Four Ways With Ginger. Make the most of delicious ginger and try out our Four Ways With Ginger. These simple vegetarian recipes will teach you how to pair it with tofu, how to make a chutney and how to make it your next sweet treat.
Ginger Broth with Shiitake Mushrooms & Tofu
Heat a large saucepan with 2 tbsp rice bran oil over medium heat. Add 6 tbsp minced fresh ginger and 3 tbsp crushed garlic, then sauté for 5 minutes. Whisk together 6 tbsp cornflour with 2 cups of cold water until cornflour is dissolved. Add the cornflour mixture, 1⁄2 cup concentrated vegetable stock and 2 1⁄2 litres water to the pan and bring to the boil. Reduce the heat and allow to simmer for 15 minutes. Add salt and freshly ground black pepper to taste. Meanwhile, heat a large frying pan with 2 tbsp rice bran oil. Drain and dice 250g firm tofu, and pat dry with some clean paper towels. Sauté the tofu with 400g fresh shiitake mushrooms over medium-hot heat until browned, about 5 minutes. Then divide the mushrooms and tofu between four bowls. Pour over the broth and top with finely sliced spring onions and Asian mint leaves before serving. Serves 4.
Ginger & Green Mango Chutney
Peel and slice 1 kg green, slightly under-ripe mangoes to a fairly small size, discarding the stones. Sprinkle them with 1 tbsp salt and leave, covered, in a warm and dry place for 24 hours. Rinse and drain thoroughly. Place 100g peeled fresh ginger, 24 small dried chillies and 60g peeled garlic in the bowl of a food processor, and then blitz to a fine purée. Place 750g brown sugar, 250g caster sugar, 600ml malt vinegar, 40g dark mustard seeds and the ginger mixture in a large saucepan and boil until the syrup thickens, about 30 minutes. Add rinsed and drained mangoes then simmer until tender, about 1-11⁄2 hours. Place a little of the chutney on a saucer and leave to cool for a few minutes. Test to see if the chutney is done – if the surface starts to wrinkle, then the chutney is ready. Pour into clean, hot sterilised jars, then seal with sterilised lids. Label and store in a cool dry place.
Stem Ginger & Chocolate Pecan Brownies
Preheat oven to 180°C (160°C fan forced). Grease and line a 23cm square brownie tin. Place 75g plain, 70 per cent cocoa dark chocolate and 115g butter in a large mixing bowl over a pan of simmering water, ensuring the bowl does not touch the water. Stir occasionally, until the butter and chocolate have melted and the mixture is smooth. Remove the bowl from the heat and add 75g self-raising flour, 200g soft light brown sugar, 2 beaten eggs, 50g chopped stem ginger, 50g toasted and roughly chopped pecans, and 2 tbsp stem ginger syrup.
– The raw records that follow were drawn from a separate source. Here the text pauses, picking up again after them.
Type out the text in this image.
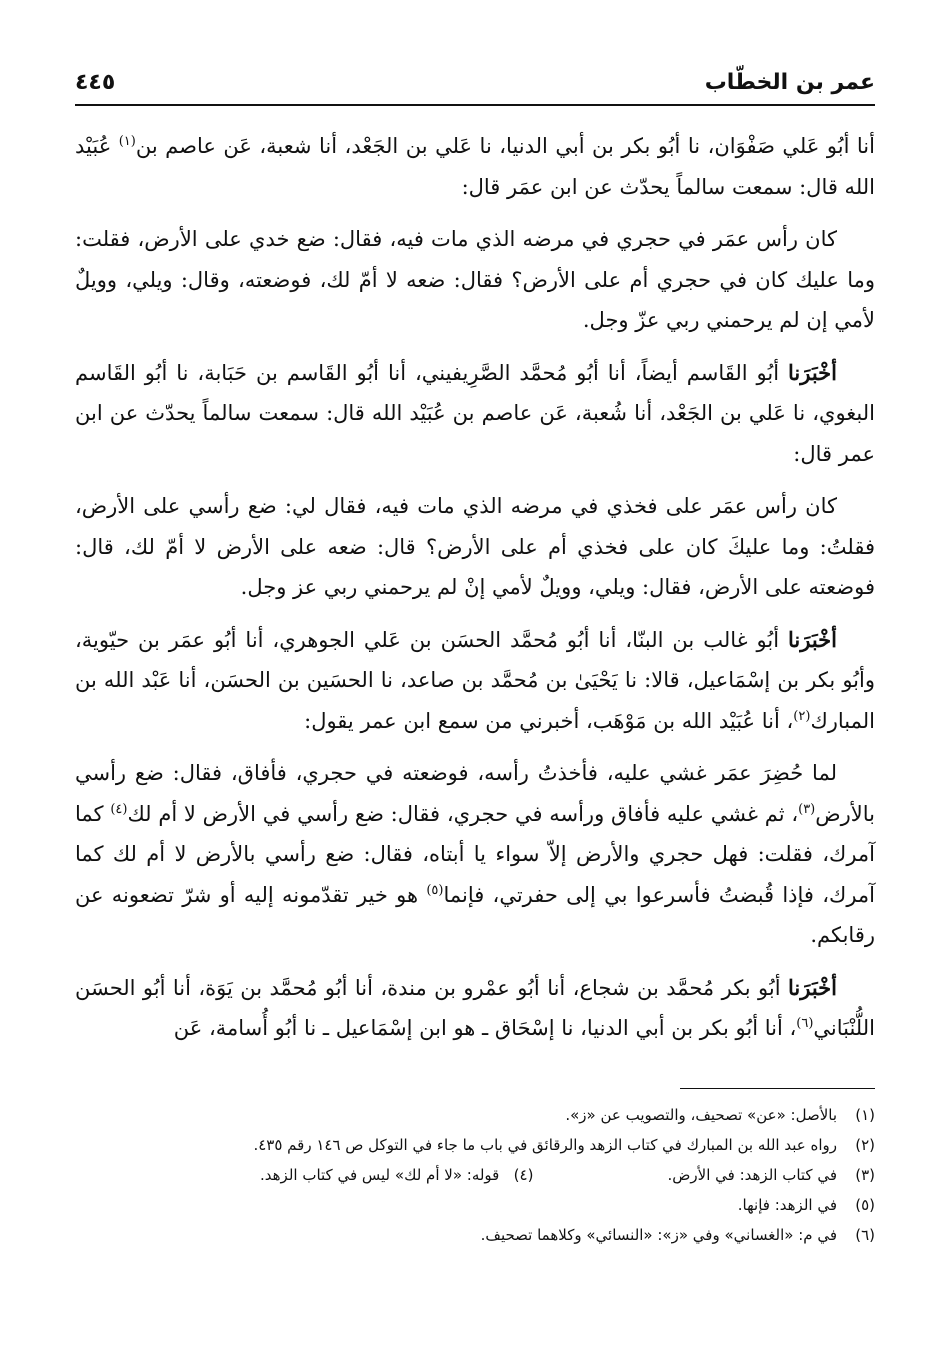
عمر بن الخطّاب
٤٤٥

أنا أبُو عَلي صَفْوَان، نا أبُو بكر بن أبي الدنيا، نا عَلي بن الجَعْد، أنا شعبة، عَن عاصم بن$^{(١)}$ عُبَيْد الله قال: سمعت سالماً يحدّث عن ابن عمَر قال:

كان رأس عمَر في حجري في مرضه الذي مات فيه، فقال: ضع خدي على الأرض، فقلت: وما عليك كان في حجري أم على الأرض؟ فقال: ضعه لا أمّ لك، فوضعته، وقال: ويلي، وويلٌ لأمي إن لم يرحمني ربي عزّ وجل.

أخْبَرَنا أبُو القَاسم أيضاً، أنا أبُو مُحمَّد الصَّرِيفيني، أنا أبُو القَاسم بن حَبَابة، نا أبُو القَاسم البغوي، نا عَلي بن الجَعْد، أنا شُعبة، عَن عاصم بن عُبَيْد الله قال: سمعت سالماً يحدّث عن ابن عمر قال:

كان رأس عمَر على فخذي في مرضه الذي مات فيه، فقال لي: ضع رأسي على الأرض، فقلتُ: وما عليكَ كان على فخذي أم على الأرض؟ قال: ضعه على الأرض لا أمّ لك، قال: فوضعته على الأرض، فقال: ويلي، وويلٌ لأمي إنْ لم يرحمني ربي عز وجل.

أخْبَرَنا أبُو غالب بن البنّا، أنا أبُو مُحمَّد الحسَن بن عَلي الجوهري، أنا أبُو عمَر بن حيّوية، وأبُو بكر بن إسْمَاعيل، قالا: نا يَحْيَىٰ بن مُحمَّد بن صاعد، نا الحسَين بن الحسَن، أنا عَبْد الله بن المبارك$^{(٢)}$، أنا عُبَيْد الله بن مَوْهَب، أخبرني من سمع ابن عمر يقول:

لما حُضِرَ عمَر غشي عليه، فأخذتُ رأسه، فوضعته في حجري، فأفاق، فقال: ضع رأسي بالأرض$^{(٣)}$، ثم غشي عليه فأفاق ورأسه في حجري، فقال: ضع رأسي في الأرض لا أم لك$^{(٤)}$ كما آمرك، فقلت: فهل حجري والأرض إلاّ سواء يا أبتاه، فقال: ضع رأسي بالأرض لا أم لك كما آمرك، فإذا قُبضتُ فأسرعوا بي إلى حفرتي، فإنما$^{(٥)}$ هو خير تقدّمونه إليه أو شرّ تضعونه عن رقابكم.

أخْبَرَنا أبُو بكر مُحمَّد بن شجاع، أنا أبُو عمْرو بن مندة، أنا أبُو مُحمَّد بن يَوَة، أنا أبُو الحسَن اللُّنْبَاني$^{(٦)}$، أنا أبُو بكر بن أبي الدنيا، نا إسْحَاق ـ هو ابن إسْمَاعيل ـ نا أبُو أُسامة، عَن

(١)بالأصل: «عن» تصحيف، والتصويب عن «ز».
(٢)رواه عبد الله بن المبارك في كتاب الزهد والرقائق في باب ما جاء في التوكل ص ١٤٦ رقم ٤٣٥.
(٣)في كتاب الزهد: في الأرض.
(٤)   قوله: «لا أم لك» ليس في كتاب الزهد.
(٥)في الزهد: فإنها.
(٦)في م: «الغساني» وفي «ز»: «النسائي» وكلاهما تصحيف.
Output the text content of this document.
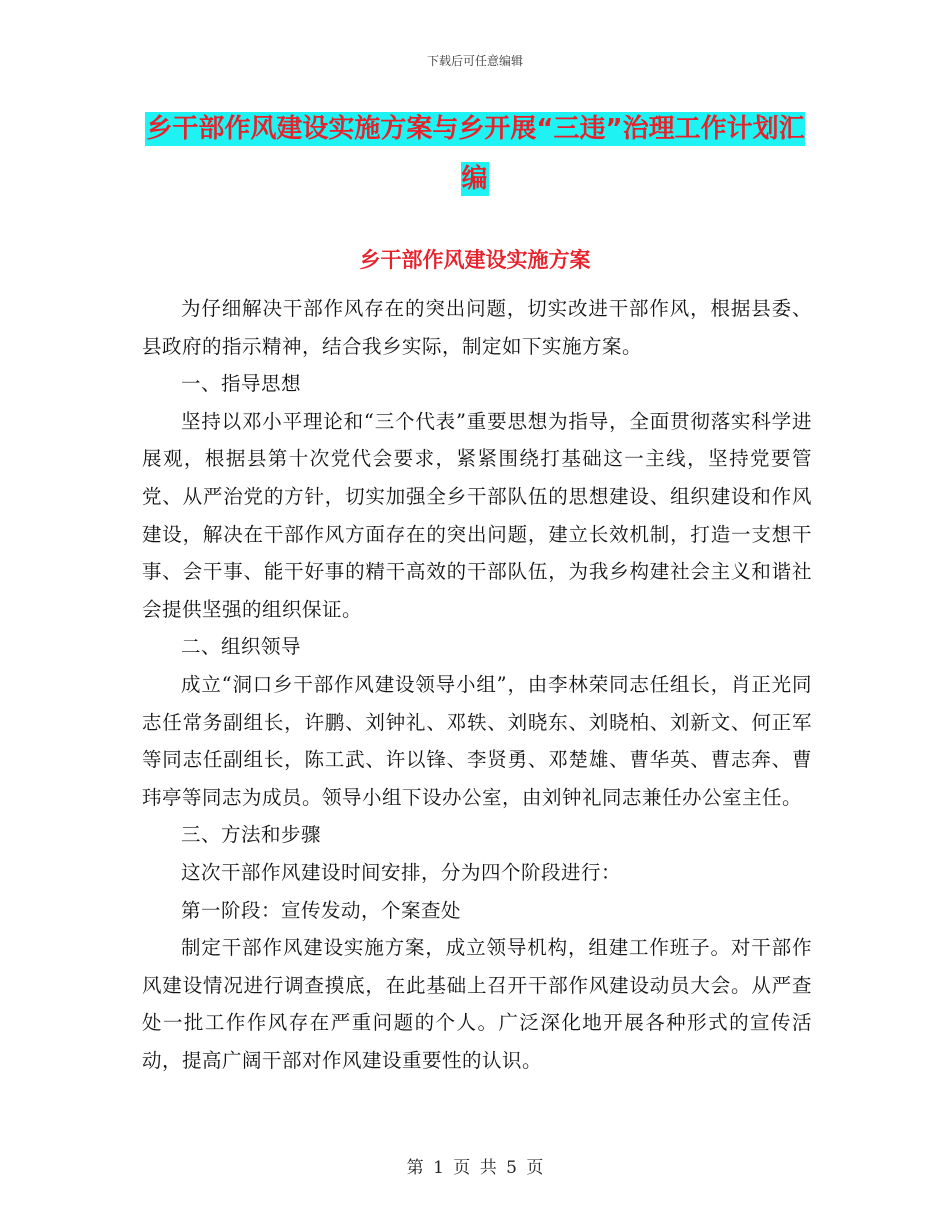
下载后可任意编辑
乡干部作风建设实施方案与乡开展“三违”治理工作计划汇编
乡干部作风建设实施方案

为仔细解决干部作风存在的突出问题，切实改进干部作风，根据县委、县政府的指示精神，结合我乡实际，制定如下实施方案。

一、指导思想

坚持以邓小平理论和“三个代表”重要思想为指导，全面贯彻落实科学进展观，根据县第十次党代会要求，紧紧围绕打基础这一主线，坚持党要管党、从严治党的方针，切实加强全乡干部队伍的思想建设、组织建设和作风建设，解决在干部作风方面存在的突出问题，建立长效机制，打造一支想干事、会干事、能干好事的精干高效的干部队伍，为我乡构建社会主义和谐社会提供坚强的组织保证。

二、组织领导

成立“洞口乡干部作风建设领导小组”，由李林荣同志任组长，肖正光同志任常务副组长，许鹏、刘钟礼、邓轶、刘晓东、刘晓柏、刘新文、何正军等同志任副组长，陈工武、许以锋、李贤勇、邓楚雄、曹华英、曹志奔、曹玮亭等同志为成员。领导小组下设办公室，由刘钟礼同志兼任办公室主任。

三、方法和步骤

这次干部作风建设时间安排，分为四个阶段进行：

第一阶段：宣传发动，个案查处

制定干部作风建设实施方案，成立领导机构，组建工作班子。对干部作风建设情况进行调查摸底，在此基础上召开干部作风建设动员大会。从严查处一批工作作风存在严重问题的个人。广泛深化地开展各种形式的宣传活动，提高广阔干部对作风建设重要性的认识。

第 1 页 共 5 页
Mix well, until thoroughly combined. Pour the mixture into the prepared tin. Bake in the oven for 30 minutes, or until just firm to the touch. Allow to cool in the tin for 10-15 minutes before cutting into 12 squares. Transfer to a wire rack to finish cooling. Can be kept in an airtight container for up to three days. Makes 12 pieces.
Ginger Nut Biscuits
Preheat oven to 180°C (160°C fan forced). Grease and line two baking trays. Melt 200g butter in a large saucepan, stir in 2 tbsp golden syrup or treacle. Allow to soften, then remove from heat. Add 2 cups caster sugar and 2 beaten eggs, then mix well with a wooden spoon to combine. Sift together 2 1⁄2 cups plain flour, 4 tsp ground dried ginger and 2 tsp baking soda, then add to pan. Stir to combine. Use teaspoons to spoon the warm mixture onto prepared trays, allowing space for spreading. If you prefer, you can allow the mixture to cool and then shape into balls and store for later use. Bake biscuits for about 10 minutes, until lightly browned, reheating oven to 190°C (170°C fan forced) between tray loads. Allow biscuits to cool on the baking trays for 5 minutes before placing on a wire rack to cool completely. Store biscuits in airtight containers. Makes 40.